Little pieces of paper I keep in my pockets, I pull them out and read:
“What does my body already know, that my mind hasn’t caught up with yet?”
And suddenly in the middle of the biggest crisis, my instinctive answer surprised me; “That I am always safe, that I have enough, that I am enough.”
Amused and surprised. Relieved.
It’s true. No matter what time of my life I think back to. I have always been safe. I always had enough. I always survived. And my body already knows. Now I just have to convince my mind to follow those beliefs. I just have to start believing with my mind what I already know.
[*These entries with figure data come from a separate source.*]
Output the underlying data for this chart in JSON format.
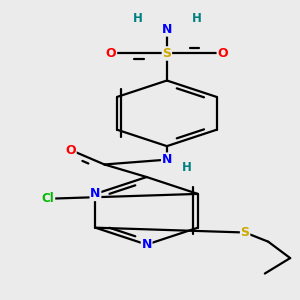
{
  "bg_color": "#ebebeb",
  "atom_colors": {
    "C": "#000000",
    "N": "#0000ff",
    "O": "#ff0000",
    "S": "#ccaa00",
    "Cl": "#00bb00",
    "H": "#008080"
  },
  "bond_lw": 1.6,
  "font_size": 9.0
}
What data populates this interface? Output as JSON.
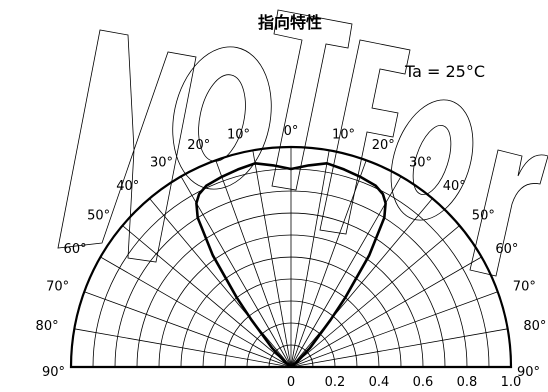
{
  "chart_data": {
    "type": "polar",
    "title": "指向特性",
    "annotation": "Ta = 25°C",
    "angle_range_deg": [
      -90,
      90
    ],
    "angle_step_deg": 10,
    "angle_labels": [
      "90°",
      "80°",
      "70°",
      "60°",
      "50°",
      "40°",
      "30°",
      "20°",
      "10°",
      "0°",
      "10°",
      "20°",
      "30°",
      "40°",
      "50°",
      "60°",
      "70°",
      "80°",
      "90°"
    ],
    "radial_range": [
      0,
      1.0
    ],
    "radial_labels": [
      "0",
      "0.2",
      "0.4",
      "0.6",
      "0.8",
      "1.0"
    ],
    "grid": true,
    "series": [
      {
        "angles_deg": [
          -90,
          -60,
          -50,
          -45,
          -40,
          -38,
          -35,
          -32,
          -30,
          -28,
          -25,
          -20,
          -15,
          -10,
          -5,
          0,
          5,
          10,
          15,
          20,
          25,
          28,
          30,
          32,
          35,
          38,
          40,
          45,
          50,
          60,
          90
        ],
        "values": [
          0,
          0,
          0.04,
          0.12,
          0.28,
          0.4,
          0.62,
          0.8,
          0.86,
          0.89,
          0.91,
          0.92,
          0.93,
          0.94,
          0.92,
          0.9,
          0.92,
          0.94,
          0.93,
          0.92,
          0.91,
          0.89,
          0.86,
          0.8,
          0.62,
          0.4,
          0.28,
          0.12,
          0.04,
          0,
          0
        ]
      }
    ]
  },
  "watermark": {
    "text": "Not for"
  }
}
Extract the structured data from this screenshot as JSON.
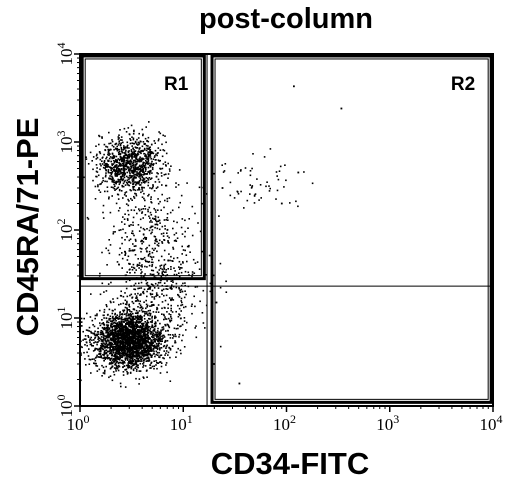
{
  "chart_data": {
    "type": "scatter",
    "title": "post-column",
    "xlabel": "CD34-FITC",
    "ylabel": "CD45RA/71-PE",
    "x_scale": "log",
    "y_scale": "log",
    "xlim": [
      1,
      10000
    ],
    "ylim": [
      1,
      10000
    ],
    "x_ticks": [
      {
        "base": "10",
        "exp": "0"
      },
      {
        "base": "10",
        "exp": "1"
      },
      {
        "base": "10",
        "exp": "2"
      },
      {
        "base": "10",
        "exp": "3"
      },
      {
        "base": "10",
        "exp": "4"
      }
    ],
    "y_ticks": [
      {
        "base": "10",
        "exp": "0"
      },
      {
        "base": "10",
        "exp": "1"
      },
      {
        "base": "10",
        "exp": "2"
      },
      {
        "base": "10",
        "exp": "3"
      },
      {
        "base": "10",
        "exp": "4"
      }
    ],
    "grid": false,
    "gates": [
      {
        "name": "R1",
        "x_range": [
          1.05,
          16
        ],
        "y_range": [
          28,
          9500
        ]
      },
      {
        "name": "R2",
        "x_range": [
          19,
          9600
        ],
        "y_range": [
          1.1,
          9500
        ]
      }
    ],
    "quadrant_lines": {
      "x": 17,
      "y": 23
    },
    "point_color": "#000000",
    "clusters": [
      {
        "center_x": 3.0,
        "center_y": 5.5,
        "spread_x_decades": 0.17,
        "spread_y_decades": 0.16,
        "count": 2400
      },
      {
        "center_x": 3.0,
        "center_y": 560,
        "spread_x_decades": 0.15,
        "spread_y_decades": 0.16,
        "count": 950
      },
      {
        "center_x": 5.0,
        "center_y": 60,
        "spread_x_decades": 0.22,
        "spread_y_decades": 0.42,
        "count": 520
      },
      {
        "center_x": 55,
        "center_y": 320,
        "spread_x_decades": 0.25,
        "spread_y_decades": 0.14,
        "count": 60
      },
      {
        "center_x": 6.0,
        "center_y": 20,
        "spread_x_decades": 0.25,
        "spread_y_decades": 0.3,
        "count": 220
      }
    ],
    "outliers": [
      {
        "x": 118,
        "y": 4300
      },
      {
        "x": 340,
        "y": 2400
      },
      {
        "x": 130,
        "y": 450
      },
      {
        "x": 90,
        "y": 200
      },
      {
        "x": 24,
        "y": 300
      },
      {
        "x": 21,
        "y": 15
      },
      {
        "x": 20,
        "y": 3
      },
      {
        "x": 35,
        "y": 1.8
      }
    ]
  }
}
Be more in my body than in my mind.
It’s true that my mind wants to take over so often. And each time something goes wrong, I know, my body has been warning me long time ago. I just didn’t listen.
Each time my hand slides into the pocket of my trousers, I touch that little piece of paper. I pull it out and re-read my own handwriting for the hundredth time, purple on gray: “What does my body already know, that my mind hasn’t caught up to yet?”
At that stage just touching it is enough, for me to come back into my body. And suddenly I notice…
I don’t need to eat more, my body already tells me I had enough.
I can relax even within an intense conversation.
I recognize my body is asking for rest and not more.
I feel the tension and can give it some attention.
I feel presence and almost instantly grateful for just being.
Surprised and also amazed, that the best advice I could ask for, I already carry it within. It’s just a matter of learning to listen. Listening carefully, because the answer might be only a shy whisper. But the answer is already there.
“What does my body already know, that my mind hasn’t caught up to yet?”